See, West has command of far more than the strike zone.
He is just eight elective credits shorts of his degree in history, having completed all his required courses. His Plan B if the pros don't come calling is to return to take the Graduate Record Examination (GRE) this summer, graduate in the fall, and then apply at UW for graduate school for international relations. Then he would pitch a redshirt senior season in Meggs' rising program.
West would love to become an FBI or CIA agent.
"That looks really fun," he says.
For now West and Huskies will settle for benefitting from his growing reputation as a control freak. Hitters come to the plate hacking at West early in the count, knowing he's unlikely to walk them. That's meant a lot of quick outs and low pitch counts deep into games for the right-hander, with a domino effect of Meggs being able to manage his bullpen to his advantage in matchups often while with a lead late in games.
Two weeks ago West shut out USC to begin Washington's series sweep in Los Angeles. That had the Huskies above .500 in the Pac-12 and named as an under-the-radar team capable of noise in the postseason.
Against UCLA last Friday night, 70 of West's 110 pitches were strikes. He threw first-pitch strikes to 18 of the 28 Bruins he faced in eight innings. Dueling out-for-out with UCLA ace Adam Plutko, who was drafted in the sixth round out of high school, West showed off his full portfolio for the half-dozen scouts seated behind home plate at Safeco Field.
He allowed the same number of hits, five, and walked two fewer batters while lasting an inning longer than Plutko. UCLA's only two runs off West in the third came on only one hit, a two-out single. West ended the seventh by picking a Bruin off with a surprisingly quick move to first base for a right-hander.

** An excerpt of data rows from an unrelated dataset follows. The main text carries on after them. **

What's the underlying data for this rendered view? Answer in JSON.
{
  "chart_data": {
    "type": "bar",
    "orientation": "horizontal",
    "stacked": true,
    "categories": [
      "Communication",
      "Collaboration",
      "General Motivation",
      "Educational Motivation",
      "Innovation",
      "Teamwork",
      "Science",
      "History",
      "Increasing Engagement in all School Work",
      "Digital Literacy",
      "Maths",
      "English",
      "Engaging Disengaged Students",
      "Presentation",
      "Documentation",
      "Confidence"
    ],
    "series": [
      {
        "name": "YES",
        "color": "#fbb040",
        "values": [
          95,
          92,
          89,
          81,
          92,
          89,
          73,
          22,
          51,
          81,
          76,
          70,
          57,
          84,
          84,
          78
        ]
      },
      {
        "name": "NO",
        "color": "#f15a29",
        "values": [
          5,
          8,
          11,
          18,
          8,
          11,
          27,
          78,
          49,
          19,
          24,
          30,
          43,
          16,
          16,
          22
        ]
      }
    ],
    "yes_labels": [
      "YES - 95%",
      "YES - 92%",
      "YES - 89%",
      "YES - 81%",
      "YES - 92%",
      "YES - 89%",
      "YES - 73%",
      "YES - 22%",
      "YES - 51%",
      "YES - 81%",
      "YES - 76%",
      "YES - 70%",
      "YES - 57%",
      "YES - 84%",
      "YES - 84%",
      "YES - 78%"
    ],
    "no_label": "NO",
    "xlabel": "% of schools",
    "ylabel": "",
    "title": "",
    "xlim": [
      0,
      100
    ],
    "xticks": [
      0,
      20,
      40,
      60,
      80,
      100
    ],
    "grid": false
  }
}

"I would say Aaron has exceeded my expectations, and that's no disrespect to him," Meggs said. "He's going out there on Friday and faced everybody's No. 1, and at times has not gotten the offense some of our other guys have gotten on Saturdays and Sundays. He's never given in. He's never done anything but compete at the highest level.

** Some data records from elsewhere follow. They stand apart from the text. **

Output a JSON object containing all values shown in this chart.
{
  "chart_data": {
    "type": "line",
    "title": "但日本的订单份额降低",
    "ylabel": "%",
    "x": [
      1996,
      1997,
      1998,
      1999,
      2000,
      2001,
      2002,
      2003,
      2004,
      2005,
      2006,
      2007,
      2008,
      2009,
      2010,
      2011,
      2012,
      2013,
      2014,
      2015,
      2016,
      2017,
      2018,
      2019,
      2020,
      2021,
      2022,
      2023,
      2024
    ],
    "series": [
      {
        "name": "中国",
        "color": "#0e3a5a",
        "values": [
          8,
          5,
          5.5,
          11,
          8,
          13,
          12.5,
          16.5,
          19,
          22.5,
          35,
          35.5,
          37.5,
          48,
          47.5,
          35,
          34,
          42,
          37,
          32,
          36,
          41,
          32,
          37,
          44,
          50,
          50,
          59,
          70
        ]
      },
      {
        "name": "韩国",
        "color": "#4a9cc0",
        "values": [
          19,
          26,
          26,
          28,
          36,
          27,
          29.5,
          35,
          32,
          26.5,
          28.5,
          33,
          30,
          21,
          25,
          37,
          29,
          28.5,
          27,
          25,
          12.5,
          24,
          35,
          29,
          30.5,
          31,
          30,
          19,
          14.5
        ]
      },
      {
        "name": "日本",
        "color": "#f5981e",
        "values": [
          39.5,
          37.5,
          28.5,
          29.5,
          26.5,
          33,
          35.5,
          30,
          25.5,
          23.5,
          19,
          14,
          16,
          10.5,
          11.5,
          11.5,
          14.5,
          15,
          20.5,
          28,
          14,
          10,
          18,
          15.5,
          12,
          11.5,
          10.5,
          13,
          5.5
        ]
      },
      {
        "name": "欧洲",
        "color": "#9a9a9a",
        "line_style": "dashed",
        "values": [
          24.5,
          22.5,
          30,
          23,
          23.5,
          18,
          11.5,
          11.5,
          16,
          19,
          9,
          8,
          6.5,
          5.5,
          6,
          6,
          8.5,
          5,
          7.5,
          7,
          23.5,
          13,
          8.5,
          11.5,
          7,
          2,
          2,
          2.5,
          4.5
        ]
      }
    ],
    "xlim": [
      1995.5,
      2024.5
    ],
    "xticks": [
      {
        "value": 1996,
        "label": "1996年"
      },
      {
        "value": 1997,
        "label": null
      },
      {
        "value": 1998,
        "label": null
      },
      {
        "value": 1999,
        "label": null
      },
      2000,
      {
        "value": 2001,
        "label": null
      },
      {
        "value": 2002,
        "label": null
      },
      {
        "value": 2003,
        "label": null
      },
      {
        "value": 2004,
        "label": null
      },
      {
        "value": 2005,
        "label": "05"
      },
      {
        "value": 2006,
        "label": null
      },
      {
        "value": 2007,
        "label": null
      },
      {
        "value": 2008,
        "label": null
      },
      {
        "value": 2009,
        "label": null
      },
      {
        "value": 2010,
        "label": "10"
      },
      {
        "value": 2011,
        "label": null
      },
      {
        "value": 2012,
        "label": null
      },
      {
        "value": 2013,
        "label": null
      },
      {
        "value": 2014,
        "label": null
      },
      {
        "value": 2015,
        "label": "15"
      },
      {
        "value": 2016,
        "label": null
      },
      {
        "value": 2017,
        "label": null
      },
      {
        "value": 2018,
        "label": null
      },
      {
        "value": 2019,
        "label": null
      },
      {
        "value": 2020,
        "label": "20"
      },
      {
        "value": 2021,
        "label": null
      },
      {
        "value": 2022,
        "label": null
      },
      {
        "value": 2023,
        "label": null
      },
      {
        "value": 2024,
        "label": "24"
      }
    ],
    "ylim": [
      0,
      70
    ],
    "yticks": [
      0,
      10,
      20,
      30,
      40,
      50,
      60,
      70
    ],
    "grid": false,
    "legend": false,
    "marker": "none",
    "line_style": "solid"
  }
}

"You always assume at some point you are going to see the air go out of the balloon for a guy on one start. But he's just been an absolute gamer every time out. That's a credit, I think, to his experience; he's been around the block a few times.
"He's been working for four years to put himself in this position."
Working from Snohomish to UW to an operating table to Humboldt -- and back -- in fact.